3ngram automatically groups semantically similar memories into clusters. Each cluster gets a human-readable label like “Authentication Architecture” or “Q2 Planning Decisions”, making it easy to browse your knowledge by theme.

How clusters form

Clustering runs automatically in the background:
  1. Your memories’ content is converted into numerical representations (embeddings)
  2. A clustering algorithm groups memories with similar content
  3. An AI generates a descriptive label for each cluster
  4. Clusters update automatically as you add more memories
You do not need to organize anything manually. The system finds patterns for you.

Viewing clusters

In the dashboard:
  • Navigate to the Clusters view
  • Each cluster shows its label, member count, scope breakdown, and last activity
  • Click a cluster to expand it and see individual memories

Cluster context in recall

When you recall memories, 3ngram automatically includes related memories from the same cluster. This helps surface relevant context you might not have searched for directly.
3ngram: Recall what we decided about the database
The response includes direct matches plus cluster siblings tagged as “Cluster context”. You get a more complete picture without needing to know the exact search terms.

Minimum requirements

You need at least 10 non-archived memories for clustering to activate.
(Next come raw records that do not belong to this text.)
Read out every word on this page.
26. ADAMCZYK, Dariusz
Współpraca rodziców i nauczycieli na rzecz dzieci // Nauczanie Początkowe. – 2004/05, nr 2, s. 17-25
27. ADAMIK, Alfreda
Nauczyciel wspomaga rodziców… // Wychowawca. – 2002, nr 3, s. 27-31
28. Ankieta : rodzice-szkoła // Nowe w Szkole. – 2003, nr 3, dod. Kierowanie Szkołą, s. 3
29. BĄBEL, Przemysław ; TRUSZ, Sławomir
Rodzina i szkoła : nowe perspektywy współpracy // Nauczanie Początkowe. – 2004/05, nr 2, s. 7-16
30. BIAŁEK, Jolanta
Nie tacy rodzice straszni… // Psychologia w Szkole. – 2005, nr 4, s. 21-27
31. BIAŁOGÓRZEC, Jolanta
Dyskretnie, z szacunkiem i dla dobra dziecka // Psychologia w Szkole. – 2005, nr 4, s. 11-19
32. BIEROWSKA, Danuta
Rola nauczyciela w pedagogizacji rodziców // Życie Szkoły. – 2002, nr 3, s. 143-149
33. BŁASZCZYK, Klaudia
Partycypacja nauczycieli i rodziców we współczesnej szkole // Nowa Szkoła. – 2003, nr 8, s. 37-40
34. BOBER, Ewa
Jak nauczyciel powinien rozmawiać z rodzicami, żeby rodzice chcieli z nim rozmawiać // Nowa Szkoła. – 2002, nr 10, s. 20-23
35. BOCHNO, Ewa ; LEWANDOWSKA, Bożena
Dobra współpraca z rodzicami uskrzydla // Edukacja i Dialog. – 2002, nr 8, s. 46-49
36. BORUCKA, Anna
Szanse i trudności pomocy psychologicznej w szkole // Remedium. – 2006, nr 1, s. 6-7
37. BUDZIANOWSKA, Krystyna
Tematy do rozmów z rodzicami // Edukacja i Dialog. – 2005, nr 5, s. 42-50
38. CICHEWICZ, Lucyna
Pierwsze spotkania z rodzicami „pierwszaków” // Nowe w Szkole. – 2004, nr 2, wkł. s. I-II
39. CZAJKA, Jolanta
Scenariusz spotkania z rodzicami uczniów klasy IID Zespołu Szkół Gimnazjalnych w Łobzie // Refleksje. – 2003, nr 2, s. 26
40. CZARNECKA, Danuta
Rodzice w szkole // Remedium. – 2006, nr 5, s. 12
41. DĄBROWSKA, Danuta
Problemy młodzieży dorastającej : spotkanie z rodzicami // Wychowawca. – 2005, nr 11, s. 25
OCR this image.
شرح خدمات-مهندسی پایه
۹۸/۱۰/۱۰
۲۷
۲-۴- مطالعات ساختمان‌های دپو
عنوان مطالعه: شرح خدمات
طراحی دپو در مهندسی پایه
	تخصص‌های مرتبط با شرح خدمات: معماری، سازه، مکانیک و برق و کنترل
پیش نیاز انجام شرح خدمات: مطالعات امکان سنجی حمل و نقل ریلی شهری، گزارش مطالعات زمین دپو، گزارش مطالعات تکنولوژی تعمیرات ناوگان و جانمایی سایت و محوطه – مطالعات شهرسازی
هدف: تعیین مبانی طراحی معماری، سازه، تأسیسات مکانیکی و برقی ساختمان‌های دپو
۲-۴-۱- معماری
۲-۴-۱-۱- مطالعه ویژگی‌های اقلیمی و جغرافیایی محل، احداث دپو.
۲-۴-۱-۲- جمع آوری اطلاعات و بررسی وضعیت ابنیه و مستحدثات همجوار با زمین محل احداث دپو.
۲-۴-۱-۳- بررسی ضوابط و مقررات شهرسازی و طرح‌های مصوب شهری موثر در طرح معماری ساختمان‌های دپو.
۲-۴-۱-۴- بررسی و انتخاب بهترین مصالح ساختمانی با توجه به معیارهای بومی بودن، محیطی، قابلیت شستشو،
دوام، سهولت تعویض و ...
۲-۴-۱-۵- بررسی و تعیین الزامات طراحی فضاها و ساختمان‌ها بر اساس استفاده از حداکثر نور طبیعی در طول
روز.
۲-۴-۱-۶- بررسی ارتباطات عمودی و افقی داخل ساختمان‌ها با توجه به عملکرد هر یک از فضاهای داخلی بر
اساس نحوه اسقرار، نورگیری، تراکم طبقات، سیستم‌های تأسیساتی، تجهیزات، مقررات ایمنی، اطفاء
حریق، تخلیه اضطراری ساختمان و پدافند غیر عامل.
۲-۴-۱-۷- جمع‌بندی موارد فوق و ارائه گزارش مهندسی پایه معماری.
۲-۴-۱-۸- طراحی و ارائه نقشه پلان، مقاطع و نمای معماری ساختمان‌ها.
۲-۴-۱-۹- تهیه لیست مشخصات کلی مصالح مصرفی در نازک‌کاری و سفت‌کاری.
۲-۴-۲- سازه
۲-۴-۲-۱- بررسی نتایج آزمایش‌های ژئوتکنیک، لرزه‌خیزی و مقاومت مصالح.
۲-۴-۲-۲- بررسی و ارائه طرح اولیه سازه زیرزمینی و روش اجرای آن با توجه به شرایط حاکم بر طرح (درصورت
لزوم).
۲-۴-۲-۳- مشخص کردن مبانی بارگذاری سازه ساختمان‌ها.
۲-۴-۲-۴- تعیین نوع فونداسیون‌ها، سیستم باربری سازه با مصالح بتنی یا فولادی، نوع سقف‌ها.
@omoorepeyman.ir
Memories created by automated hooks (like git commit captures) are excluded from clustering by default.

Refreshing clusters

Clusters update periodically via a background job. You can also trigger a manual refresh from the dashboard’s Clusters view using the refresh button.

Pin and exclude

You can fine-tune clusters to better match your mental model:
  • Pin a memory to keep it in a specific cluster across re-clustering runs
  • Exclude a memory to remove it from a cluster’s display
These overrides persist even when clusters are recalculated, so your customizations are not lost.